Learning to Segment for Vehicle Routing Problems
This addresses efficiency bottlenecks for large-scale VRP solvers, which are critical in logistics and transportation, though it is an incremental improvement on existing methods.
The paper tackles the problem of redundant computations in iterative heuristics for Vehicle Routing Problems (VRPs) by introducing Learning-to-Segment (L2Seg), a neural framework that identifies stable solution segments to accelerate solvers, achieving speedups of 2x to 7x on CVRP and VRPTW benchmarks.

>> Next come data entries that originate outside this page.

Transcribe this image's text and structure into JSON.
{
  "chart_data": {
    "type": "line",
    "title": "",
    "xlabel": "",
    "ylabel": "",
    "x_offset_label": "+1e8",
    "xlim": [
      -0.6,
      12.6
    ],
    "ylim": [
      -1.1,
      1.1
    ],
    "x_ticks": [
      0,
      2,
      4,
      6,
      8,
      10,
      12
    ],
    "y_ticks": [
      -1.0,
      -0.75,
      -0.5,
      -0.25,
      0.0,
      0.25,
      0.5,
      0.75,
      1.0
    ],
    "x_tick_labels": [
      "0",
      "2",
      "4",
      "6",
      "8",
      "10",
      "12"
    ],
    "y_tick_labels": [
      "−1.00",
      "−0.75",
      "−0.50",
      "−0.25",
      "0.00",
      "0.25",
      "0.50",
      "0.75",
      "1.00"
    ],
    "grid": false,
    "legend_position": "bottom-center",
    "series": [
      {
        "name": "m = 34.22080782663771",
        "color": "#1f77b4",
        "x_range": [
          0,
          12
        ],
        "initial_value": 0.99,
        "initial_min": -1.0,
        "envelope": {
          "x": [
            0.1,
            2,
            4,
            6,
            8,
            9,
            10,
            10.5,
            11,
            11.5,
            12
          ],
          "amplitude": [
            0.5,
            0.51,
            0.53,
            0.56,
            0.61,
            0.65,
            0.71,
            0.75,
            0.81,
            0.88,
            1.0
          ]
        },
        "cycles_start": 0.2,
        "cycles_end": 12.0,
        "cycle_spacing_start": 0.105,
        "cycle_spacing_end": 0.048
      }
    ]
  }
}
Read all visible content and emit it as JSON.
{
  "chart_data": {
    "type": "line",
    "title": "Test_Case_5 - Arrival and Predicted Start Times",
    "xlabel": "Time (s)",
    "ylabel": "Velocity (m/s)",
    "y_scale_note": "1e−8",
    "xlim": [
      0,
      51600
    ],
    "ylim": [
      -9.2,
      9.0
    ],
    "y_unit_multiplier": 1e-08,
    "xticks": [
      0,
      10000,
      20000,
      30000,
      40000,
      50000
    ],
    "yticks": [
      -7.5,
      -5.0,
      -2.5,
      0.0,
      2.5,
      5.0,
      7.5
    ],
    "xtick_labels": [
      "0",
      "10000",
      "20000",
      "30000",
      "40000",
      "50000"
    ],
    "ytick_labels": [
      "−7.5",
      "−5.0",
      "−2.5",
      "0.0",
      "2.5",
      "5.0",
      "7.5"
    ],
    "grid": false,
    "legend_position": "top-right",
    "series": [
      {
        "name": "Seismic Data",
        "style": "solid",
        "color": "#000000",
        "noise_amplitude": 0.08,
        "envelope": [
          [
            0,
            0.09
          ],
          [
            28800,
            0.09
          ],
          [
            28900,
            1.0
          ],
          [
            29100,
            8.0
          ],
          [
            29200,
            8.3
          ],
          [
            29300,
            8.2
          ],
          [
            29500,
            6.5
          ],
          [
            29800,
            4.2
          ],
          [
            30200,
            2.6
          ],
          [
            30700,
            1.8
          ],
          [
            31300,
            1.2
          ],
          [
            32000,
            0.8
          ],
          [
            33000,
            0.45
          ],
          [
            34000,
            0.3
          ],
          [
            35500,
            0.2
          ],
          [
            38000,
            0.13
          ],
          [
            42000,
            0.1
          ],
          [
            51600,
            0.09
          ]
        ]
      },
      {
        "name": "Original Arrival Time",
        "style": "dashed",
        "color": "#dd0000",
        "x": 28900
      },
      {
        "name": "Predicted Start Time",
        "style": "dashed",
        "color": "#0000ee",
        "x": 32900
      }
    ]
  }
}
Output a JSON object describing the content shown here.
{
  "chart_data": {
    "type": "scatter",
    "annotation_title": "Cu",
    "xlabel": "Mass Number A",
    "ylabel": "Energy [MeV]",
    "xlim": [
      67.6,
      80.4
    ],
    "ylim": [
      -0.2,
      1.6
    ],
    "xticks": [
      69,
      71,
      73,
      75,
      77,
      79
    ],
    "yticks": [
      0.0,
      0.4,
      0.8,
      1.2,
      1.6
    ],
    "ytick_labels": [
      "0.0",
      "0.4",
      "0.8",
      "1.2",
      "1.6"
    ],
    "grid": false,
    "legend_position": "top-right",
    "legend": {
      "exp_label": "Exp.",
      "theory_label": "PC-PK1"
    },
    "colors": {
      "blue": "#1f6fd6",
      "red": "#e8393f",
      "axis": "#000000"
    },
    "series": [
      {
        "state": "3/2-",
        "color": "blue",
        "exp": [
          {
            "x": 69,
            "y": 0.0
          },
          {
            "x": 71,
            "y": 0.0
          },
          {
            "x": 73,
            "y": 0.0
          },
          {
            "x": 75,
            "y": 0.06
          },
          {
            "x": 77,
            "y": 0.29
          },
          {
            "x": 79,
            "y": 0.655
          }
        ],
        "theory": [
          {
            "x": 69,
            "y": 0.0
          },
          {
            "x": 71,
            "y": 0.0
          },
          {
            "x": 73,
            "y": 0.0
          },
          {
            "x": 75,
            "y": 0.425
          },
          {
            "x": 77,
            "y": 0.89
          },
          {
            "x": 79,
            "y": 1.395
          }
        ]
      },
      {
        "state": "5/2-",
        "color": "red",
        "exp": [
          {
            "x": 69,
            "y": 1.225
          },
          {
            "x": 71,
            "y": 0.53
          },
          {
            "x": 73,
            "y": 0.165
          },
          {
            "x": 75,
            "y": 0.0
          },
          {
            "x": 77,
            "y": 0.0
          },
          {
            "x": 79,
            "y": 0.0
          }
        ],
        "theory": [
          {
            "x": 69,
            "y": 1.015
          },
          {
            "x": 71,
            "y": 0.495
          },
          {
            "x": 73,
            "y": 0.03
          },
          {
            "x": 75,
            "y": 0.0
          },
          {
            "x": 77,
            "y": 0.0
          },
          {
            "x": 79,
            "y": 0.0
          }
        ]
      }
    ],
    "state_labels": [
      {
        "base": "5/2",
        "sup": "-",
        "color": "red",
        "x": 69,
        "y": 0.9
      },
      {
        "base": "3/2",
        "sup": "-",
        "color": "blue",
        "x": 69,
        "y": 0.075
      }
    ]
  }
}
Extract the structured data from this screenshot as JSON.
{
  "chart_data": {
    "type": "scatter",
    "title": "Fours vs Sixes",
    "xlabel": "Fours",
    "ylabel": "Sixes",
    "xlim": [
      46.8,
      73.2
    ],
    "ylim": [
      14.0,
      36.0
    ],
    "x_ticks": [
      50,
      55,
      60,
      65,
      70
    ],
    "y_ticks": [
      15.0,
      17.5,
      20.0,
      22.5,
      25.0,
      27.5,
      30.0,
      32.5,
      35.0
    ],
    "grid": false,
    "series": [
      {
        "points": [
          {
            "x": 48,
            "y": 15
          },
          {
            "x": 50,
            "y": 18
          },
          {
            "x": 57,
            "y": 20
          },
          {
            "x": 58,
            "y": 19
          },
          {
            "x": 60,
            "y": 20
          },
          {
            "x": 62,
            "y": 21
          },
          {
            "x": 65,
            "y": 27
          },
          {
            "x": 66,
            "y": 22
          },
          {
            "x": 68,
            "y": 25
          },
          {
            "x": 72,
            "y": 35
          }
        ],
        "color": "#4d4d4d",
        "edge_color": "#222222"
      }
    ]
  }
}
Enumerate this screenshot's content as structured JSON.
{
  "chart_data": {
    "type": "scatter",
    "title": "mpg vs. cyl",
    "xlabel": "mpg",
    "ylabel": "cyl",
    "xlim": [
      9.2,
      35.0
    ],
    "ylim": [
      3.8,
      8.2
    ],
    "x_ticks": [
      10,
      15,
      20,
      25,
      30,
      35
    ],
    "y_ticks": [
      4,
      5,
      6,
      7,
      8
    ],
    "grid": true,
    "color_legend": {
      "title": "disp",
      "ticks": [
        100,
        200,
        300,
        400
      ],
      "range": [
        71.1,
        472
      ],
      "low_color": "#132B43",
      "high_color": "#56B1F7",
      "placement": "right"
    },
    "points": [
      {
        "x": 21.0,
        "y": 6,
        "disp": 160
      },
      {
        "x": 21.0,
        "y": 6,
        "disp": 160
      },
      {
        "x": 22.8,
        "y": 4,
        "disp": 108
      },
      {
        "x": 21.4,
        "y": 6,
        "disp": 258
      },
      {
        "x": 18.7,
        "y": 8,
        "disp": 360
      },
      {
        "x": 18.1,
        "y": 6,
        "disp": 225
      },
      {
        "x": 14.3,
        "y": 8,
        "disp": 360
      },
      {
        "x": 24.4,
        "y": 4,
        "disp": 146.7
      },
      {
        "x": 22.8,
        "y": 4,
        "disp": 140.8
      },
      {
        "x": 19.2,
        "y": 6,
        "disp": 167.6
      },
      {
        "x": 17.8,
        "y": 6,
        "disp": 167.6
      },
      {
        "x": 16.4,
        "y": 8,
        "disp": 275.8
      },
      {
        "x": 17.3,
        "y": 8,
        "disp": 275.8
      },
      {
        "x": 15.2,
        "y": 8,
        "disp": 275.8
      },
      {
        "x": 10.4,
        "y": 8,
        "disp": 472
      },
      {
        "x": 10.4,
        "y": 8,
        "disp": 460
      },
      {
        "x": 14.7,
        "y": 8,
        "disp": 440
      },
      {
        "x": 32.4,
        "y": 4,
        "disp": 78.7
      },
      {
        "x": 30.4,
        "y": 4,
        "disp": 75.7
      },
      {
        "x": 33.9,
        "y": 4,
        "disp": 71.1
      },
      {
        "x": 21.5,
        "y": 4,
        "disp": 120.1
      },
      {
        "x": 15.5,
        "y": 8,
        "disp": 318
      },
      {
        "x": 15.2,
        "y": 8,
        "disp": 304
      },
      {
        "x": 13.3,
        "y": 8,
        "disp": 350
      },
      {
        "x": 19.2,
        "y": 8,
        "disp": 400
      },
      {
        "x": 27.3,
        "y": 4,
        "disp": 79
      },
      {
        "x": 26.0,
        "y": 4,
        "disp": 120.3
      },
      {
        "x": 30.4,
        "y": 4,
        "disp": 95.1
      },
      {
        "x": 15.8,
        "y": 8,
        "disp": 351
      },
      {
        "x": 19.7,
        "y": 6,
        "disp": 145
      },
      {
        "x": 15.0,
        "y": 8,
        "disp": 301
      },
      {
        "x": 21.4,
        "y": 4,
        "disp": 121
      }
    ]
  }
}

Iterative heuristics are widely recognized as state-of-the-art for Vehicle Routing Problems (VRPs). In this work, we exploit a critical observation: a large portion of the solution remains stable, i.e., unchanged across search iterations, causing redundant computations, especially for large-scale VRPs with long subtours. To address this, we pioneer the formal study of the First-Segment-Then-Aggregate (FSTA) decomposition technique to accelerate iterative solvers. FSTA preserves stable solution segments during the search, aggregates nodes within each segment into fixed hypernodes, and focuses the search only on unstable portions. Yet, a key challenge lies in identifying which segments should be aggregated. To this end, we introduce Learning-to-Segment (L2Seg), a novel neural framework to intelligently differentiate potentially stable and unstable portions for FSTA decomposition. We present three L2Seg variants: non-autoregressive (globally comprehensive but locally indiscriminate), autoregressive (locally refined but globally deficient), and their synergy. Empirical results on CVRP and VRPTW show that L2Seg accelerates state-of-the-art solvers by 2x to 7x. We further provide in-depth analysis showing why synergy achieves the best performance. Notably, L2Seg is compatible with traditional, learning-based, and hybrid solvers, while supporting various VRPs.